In plain language, that means the factories have to copy tiny biological particles, then surround them in a protective casing of fat. The resulting vaccine doses are unstable, however. You have to freeze them immediately—and keep them frozen until it’s time to administer them.

It’s delicate and difficult work, and the pharmas and the FDA need to be sure factory staff can pull it off. “The production process must be optimized to ensure they can efficiently and consistently account for these needs and generate that same product repeatably, at scale,” Liu said.

The FDA has had a process for checking the production quality of any new vaccine—one that predates mRNA vaccines.

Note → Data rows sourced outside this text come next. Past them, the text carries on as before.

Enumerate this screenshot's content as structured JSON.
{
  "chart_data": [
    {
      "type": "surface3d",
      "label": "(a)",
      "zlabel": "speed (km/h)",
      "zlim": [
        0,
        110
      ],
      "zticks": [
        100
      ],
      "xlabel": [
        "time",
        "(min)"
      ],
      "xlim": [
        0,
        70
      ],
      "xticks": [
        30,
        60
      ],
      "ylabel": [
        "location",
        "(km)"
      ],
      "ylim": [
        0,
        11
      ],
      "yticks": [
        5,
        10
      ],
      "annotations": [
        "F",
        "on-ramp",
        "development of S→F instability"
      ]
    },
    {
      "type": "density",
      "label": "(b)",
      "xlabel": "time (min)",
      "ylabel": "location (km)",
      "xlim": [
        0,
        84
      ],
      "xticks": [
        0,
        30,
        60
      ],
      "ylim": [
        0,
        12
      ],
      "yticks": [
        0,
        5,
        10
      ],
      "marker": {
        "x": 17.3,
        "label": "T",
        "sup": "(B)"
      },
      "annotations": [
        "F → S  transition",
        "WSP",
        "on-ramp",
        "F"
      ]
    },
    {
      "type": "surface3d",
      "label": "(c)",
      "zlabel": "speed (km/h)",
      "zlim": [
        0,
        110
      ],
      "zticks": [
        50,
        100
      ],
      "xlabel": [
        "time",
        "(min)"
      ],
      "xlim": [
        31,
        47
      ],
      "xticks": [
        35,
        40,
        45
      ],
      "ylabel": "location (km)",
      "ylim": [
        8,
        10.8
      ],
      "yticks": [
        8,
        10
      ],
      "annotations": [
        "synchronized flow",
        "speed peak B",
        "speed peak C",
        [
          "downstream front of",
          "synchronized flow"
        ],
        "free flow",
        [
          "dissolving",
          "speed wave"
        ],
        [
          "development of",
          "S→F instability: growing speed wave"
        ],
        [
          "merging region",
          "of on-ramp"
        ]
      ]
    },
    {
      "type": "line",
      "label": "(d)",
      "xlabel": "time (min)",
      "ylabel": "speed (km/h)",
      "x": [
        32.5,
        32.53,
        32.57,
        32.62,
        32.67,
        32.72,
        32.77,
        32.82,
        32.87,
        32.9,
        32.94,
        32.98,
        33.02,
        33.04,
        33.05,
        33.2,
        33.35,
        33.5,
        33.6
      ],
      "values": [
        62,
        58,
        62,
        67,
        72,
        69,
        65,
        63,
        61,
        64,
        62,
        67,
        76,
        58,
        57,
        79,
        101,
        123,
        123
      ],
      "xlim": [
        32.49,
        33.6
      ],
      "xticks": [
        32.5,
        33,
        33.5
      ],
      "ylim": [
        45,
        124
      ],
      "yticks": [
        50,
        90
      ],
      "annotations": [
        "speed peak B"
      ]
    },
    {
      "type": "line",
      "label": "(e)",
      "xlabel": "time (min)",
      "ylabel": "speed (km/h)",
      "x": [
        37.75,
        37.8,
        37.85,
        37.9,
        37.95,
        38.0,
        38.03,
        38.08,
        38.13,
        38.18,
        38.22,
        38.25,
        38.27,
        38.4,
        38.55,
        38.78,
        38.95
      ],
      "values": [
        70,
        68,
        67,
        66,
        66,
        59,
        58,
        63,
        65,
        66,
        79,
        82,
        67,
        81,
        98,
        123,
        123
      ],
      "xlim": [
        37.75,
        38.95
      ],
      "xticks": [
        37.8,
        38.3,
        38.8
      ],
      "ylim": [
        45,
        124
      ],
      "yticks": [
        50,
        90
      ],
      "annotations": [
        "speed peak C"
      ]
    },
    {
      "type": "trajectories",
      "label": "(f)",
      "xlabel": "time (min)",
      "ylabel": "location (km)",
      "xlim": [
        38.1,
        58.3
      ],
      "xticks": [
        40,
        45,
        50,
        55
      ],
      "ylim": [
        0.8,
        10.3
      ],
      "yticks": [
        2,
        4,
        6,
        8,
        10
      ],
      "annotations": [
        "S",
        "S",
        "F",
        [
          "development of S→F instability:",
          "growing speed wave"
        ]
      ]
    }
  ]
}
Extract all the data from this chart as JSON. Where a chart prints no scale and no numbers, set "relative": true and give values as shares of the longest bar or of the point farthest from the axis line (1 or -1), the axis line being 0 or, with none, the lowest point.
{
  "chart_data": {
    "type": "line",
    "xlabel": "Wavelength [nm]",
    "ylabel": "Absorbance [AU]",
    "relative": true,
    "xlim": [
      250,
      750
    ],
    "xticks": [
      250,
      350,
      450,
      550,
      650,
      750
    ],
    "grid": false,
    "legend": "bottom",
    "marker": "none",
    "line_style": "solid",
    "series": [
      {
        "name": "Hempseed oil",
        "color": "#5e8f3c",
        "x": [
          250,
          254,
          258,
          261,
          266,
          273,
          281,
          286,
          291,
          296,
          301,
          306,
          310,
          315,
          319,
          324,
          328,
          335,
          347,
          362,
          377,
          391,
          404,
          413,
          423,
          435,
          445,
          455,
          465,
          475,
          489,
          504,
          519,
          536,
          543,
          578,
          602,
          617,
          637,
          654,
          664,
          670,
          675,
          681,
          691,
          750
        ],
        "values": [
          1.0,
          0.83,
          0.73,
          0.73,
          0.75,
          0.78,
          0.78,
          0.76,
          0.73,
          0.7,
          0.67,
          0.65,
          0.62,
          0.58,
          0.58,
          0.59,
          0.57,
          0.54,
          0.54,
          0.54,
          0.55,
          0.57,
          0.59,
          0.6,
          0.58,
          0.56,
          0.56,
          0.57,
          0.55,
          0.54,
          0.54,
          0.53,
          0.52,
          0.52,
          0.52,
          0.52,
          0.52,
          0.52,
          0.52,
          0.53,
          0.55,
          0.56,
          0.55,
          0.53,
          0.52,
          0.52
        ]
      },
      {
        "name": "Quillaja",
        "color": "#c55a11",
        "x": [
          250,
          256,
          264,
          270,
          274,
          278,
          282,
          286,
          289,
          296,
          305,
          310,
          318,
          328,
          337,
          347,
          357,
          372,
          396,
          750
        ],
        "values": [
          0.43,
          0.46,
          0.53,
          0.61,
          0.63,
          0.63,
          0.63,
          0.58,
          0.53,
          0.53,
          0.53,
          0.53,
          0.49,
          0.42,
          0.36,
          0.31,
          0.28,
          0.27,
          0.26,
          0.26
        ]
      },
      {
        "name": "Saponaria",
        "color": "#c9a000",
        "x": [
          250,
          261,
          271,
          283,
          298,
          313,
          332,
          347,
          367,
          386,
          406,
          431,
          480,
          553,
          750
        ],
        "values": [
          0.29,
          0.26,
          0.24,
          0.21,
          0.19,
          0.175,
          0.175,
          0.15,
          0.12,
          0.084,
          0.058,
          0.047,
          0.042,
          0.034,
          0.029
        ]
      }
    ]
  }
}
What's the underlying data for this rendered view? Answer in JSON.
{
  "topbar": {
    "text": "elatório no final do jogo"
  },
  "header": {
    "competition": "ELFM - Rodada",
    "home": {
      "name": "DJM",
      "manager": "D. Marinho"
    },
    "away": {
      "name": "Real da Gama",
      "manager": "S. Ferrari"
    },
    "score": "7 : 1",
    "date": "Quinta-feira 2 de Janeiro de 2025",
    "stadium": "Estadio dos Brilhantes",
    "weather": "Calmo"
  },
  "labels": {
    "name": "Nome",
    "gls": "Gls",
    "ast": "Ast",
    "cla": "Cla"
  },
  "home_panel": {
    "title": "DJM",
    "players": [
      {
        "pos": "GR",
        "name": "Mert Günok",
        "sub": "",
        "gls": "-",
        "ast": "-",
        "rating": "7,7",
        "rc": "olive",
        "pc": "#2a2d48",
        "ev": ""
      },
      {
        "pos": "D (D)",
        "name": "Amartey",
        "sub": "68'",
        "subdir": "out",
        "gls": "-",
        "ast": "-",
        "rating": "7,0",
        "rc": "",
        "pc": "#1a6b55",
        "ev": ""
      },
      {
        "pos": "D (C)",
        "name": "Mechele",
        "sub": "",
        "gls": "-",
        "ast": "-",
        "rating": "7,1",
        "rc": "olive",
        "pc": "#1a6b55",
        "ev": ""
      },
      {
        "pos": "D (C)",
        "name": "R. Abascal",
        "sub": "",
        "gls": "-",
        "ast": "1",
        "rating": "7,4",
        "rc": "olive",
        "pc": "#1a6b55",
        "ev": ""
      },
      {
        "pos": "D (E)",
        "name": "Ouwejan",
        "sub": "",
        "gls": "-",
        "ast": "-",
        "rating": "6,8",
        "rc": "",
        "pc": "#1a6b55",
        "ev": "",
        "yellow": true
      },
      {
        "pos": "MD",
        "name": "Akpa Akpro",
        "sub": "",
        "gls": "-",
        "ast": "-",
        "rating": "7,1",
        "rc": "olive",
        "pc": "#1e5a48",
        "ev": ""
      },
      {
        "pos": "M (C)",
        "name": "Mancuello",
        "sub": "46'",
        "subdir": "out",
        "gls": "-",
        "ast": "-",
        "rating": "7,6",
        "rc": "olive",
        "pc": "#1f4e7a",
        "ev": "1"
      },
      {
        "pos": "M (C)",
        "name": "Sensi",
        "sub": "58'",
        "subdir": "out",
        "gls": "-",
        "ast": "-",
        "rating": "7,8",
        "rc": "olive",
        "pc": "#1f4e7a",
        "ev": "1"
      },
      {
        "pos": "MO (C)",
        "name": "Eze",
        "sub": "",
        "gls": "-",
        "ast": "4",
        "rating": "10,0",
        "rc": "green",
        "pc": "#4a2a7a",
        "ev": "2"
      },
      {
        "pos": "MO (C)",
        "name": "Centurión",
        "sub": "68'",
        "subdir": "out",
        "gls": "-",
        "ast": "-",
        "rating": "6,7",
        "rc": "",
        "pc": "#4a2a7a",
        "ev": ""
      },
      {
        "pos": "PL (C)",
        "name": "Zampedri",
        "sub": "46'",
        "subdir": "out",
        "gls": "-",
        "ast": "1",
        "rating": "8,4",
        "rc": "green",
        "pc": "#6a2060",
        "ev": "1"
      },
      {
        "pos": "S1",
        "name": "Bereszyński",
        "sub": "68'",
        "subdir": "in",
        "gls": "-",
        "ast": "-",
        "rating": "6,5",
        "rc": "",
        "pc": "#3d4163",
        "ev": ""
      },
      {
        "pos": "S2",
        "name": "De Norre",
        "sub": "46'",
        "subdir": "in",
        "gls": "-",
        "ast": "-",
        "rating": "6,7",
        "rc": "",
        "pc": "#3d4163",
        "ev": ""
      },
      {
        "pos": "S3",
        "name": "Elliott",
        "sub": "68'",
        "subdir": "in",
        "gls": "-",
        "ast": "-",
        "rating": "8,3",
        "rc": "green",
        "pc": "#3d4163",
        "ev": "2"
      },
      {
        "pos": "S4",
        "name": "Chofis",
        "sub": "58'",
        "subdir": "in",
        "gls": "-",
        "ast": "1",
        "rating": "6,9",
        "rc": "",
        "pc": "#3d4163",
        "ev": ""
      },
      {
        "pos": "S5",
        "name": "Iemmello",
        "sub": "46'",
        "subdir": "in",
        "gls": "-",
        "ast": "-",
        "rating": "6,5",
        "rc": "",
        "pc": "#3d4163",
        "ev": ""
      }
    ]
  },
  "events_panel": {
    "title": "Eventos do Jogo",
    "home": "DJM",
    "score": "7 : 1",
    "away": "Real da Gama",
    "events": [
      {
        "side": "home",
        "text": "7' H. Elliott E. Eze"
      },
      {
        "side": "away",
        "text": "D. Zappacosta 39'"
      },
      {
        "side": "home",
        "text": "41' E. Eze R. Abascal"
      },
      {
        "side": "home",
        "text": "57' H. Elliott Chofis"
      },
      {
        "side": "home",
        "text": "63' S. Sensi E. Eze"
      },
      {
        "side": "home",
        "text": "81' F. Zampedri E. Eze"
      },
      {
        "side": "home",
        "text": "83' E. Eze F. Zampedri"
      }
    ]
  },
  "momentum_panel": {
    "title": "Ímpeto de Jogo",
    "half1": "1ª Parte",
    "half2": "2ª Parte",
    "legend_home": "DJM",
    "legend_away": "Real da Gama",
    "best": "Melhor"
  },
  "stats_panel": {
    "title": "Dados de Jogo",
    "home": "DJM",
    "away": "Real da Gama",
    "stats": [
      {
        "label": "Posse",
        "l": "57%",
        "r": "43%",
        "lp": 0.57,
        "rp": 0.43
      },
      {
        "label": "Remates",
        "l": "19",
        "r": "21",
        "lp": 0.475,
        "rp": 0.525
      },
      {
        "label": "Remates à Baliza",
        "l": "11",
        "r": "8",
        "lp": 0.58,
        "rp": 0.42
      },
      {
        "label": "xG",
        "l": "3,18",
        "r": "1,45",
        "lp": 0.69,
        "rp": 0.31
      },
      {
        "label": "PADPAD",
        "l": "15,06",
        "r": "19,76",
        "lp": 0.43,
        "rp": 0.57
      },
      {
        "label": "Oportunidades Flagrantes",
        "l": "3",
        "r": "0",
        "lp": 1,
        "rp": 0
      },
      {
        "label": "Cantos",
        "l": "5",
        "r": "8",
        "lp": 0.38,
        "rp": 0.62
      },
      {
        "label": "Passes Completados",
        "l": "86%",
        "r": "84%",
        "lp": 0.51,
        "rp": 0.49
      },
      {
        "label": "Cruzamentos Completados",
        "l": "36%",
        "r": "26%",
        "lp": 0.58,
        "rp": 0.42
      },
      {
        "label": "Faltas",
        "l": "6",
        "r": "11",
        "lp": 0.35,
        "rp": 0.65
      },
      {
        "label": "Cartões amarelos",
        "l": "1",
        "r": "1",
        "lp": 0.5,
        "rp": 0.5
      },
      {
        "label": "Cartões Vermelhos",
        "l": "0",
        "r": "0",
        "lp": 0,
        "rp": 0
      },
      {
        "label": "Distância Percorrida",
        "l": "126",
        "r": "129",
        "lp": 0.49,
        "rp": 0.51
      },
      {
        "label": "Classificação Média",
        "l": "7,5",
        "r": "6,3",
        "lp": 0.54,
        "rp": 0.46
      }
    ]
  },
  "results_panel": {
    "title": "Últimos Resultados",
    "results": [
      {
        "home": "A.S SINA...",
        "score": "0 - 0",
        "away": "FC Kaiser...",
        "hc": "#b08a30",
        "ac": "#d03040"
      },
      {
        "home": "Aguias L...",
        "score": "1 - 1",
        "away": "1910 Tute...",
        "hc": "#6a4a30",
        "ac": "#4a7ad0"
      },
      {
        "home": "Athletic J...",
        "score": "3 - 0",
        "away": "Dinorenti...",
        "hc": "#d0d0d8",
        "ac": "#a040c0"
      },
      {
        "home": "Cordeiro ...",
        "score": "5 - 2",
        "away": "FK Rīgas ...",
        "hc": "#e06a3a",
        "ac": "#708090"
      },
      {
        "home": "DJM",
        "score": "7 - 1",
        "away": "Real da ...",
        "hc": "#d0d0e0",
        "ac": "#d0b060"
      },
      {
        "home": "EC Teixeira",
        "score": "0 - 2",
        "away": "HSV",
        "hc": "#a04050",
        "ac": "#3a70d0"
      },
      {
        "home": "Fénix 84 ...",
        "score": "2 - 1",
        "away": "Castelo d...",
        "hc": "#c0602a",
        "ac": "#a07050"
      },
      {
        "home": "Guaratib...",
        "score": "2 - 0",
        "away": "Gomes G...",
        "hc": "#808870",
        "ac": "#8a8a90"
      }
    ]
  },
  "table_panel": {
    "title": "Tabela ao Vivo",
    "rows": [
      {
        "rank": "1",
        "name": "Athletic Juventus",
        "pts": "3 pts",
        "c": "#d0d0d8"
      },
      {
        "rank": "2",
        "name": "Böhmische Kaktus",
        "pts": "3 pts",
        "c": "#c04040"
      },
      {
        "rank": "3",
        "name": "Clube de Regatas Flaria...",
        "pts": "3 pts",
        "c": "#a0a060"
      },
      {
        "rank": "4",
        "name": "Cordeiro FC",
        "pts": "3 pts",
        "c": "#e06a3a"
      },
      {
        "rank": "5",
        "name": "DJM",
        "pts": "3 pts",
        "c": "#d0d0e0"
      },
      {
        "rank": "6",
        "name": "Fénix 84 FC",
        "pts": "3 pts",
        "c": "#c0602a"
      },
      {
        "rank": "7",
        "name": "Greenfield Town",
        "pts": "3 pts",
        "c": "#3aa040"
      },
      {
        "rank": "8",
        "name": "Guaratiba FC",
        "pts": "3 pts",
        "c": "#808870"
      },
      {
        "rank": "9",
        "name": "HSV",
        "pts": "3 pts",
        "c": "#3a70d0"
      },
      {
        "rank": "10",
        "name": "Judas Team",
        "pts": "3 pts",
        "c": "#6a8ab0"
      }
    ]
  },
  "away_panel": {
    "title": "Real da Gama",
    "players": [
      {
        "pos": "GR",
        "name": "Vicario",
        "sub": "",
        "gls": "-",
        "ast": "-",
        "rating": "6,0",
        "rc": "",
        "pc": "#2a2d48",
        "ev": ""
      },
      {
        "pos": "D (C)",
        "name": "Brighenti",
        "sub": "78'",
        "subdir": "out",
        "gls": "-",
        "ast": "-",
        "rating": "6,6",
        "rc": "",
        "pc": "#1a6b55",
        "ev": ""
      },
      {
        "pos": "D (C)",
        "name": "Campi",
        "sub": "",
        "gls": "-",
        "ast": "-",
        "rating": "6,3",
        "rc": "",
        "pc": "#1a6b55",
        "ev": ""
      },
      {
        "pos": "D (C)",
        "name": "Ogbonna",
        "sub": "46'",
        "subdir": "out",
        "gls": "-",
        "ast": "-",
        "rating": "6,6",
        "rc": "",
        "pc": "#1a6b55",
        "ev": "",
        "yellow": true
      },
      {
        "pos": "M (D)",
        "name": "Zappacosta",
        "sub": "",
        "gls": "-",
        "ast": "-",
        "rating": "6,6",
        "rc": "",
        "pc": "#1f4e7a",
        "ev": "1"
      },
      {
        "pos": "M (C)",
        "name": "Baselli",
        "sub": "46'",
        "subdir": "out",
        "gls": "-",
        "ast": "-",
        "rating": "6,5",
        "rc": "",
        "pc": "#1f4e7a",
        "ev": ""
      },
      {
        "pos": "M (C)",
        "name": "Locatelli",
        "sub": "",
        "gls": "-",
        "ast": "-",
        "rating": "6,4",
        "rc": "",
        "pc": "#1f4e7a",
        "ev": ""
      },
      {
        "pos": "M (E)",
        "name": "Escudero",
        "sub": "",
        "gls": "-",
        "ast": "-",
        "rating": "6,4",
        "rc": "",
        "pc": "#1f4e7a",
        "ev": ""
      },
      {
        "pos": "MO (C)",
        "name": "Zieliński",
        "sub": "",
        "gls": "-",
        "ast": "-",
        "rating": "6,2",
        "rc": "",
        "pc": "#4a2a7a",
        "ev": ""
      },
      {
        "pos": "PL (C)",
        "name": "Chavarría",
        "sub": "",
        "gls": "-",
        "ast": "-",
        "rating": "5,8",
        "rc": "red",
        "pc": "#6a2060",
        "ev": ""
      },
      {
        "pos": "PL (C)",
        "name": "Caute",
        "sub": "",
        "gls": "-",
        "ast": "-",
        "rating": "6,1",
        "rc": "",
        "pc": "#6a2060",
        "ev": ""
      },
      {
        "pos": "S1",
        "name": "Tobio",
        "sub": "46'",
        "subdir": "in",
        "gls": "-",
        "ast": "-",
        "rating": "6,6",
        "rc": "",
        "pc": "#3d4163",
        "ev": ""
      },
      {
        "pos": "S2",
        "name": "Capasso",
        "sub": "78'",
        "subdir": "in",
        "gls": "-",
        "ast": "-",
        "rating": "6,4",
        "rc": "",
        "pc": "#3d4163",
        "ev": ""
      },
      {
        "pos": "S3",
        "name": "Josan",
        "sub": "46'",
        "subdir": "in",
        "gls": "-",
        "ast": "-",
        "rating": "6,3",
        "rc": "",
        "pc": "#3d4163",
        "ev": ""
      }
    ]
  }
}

After all, older factories producing less advanced vaccine types also face their own production challenges. “The quality and consistency issue is not unique to an mRNA vaccine,” Liu explained.

If the clinical trials fail to show that a vaccine is effective and safe, all those doses of the failed vaccine would need to be destroyed.

A thorough production quality-control check is the final bureaucratic hurdle before the FDA will approve a vaccine for widespread use. The agency first assesses a vaccine-candidate for safety and effectiveness. Then the agency takes a hard look at the manufacturing process.

For coronavirus vaccines, the FDA will be paying particular attention to “history and qualification of cell banks, history and qualification of virus banks, and identification of all animal-derived materials used for cell culture and virus growth,” the agency explained in June guidance to vaccine-makers.

In addition to reviewing production data from the pharmas, the FDA sends inspectors to vaccine factories all over the world so they can see for themselves. The FDA’s process “assures the identity, strength, quality and purity of drug products,” Surinder Singh, a vice president at Japan-based pharma Otsuka Pharmaceutical, told The Daily Beast.

Henry Wang, a chemical engineering professor who studies vaccine production at the University of Michigan, said that Bourla’s warning notwithstanding he expected Pfizer’s doses to be “well-developed and -manufactured.”

And the company, like other vaccine makers, is already churning out doses, anyway. “Pfizer has been investing at risk since the early days of the pandemic to perfect our manufacturing processes and rapidly build up capacity,” Bourla wrote. The company wants to have millions of doses ready to ship if and when the FDA gives it the thumbs-up.

But that strategy could backfire—not only for Pfizer and other manufacturers, but also for the feds as well as the millions of Americans eagerly awaiting a vaccine.

As Reich put it, “If the clinical trials fail to show that a vaccine is effective and safe, all those doses of the failed vaccine would need to be destroyed.”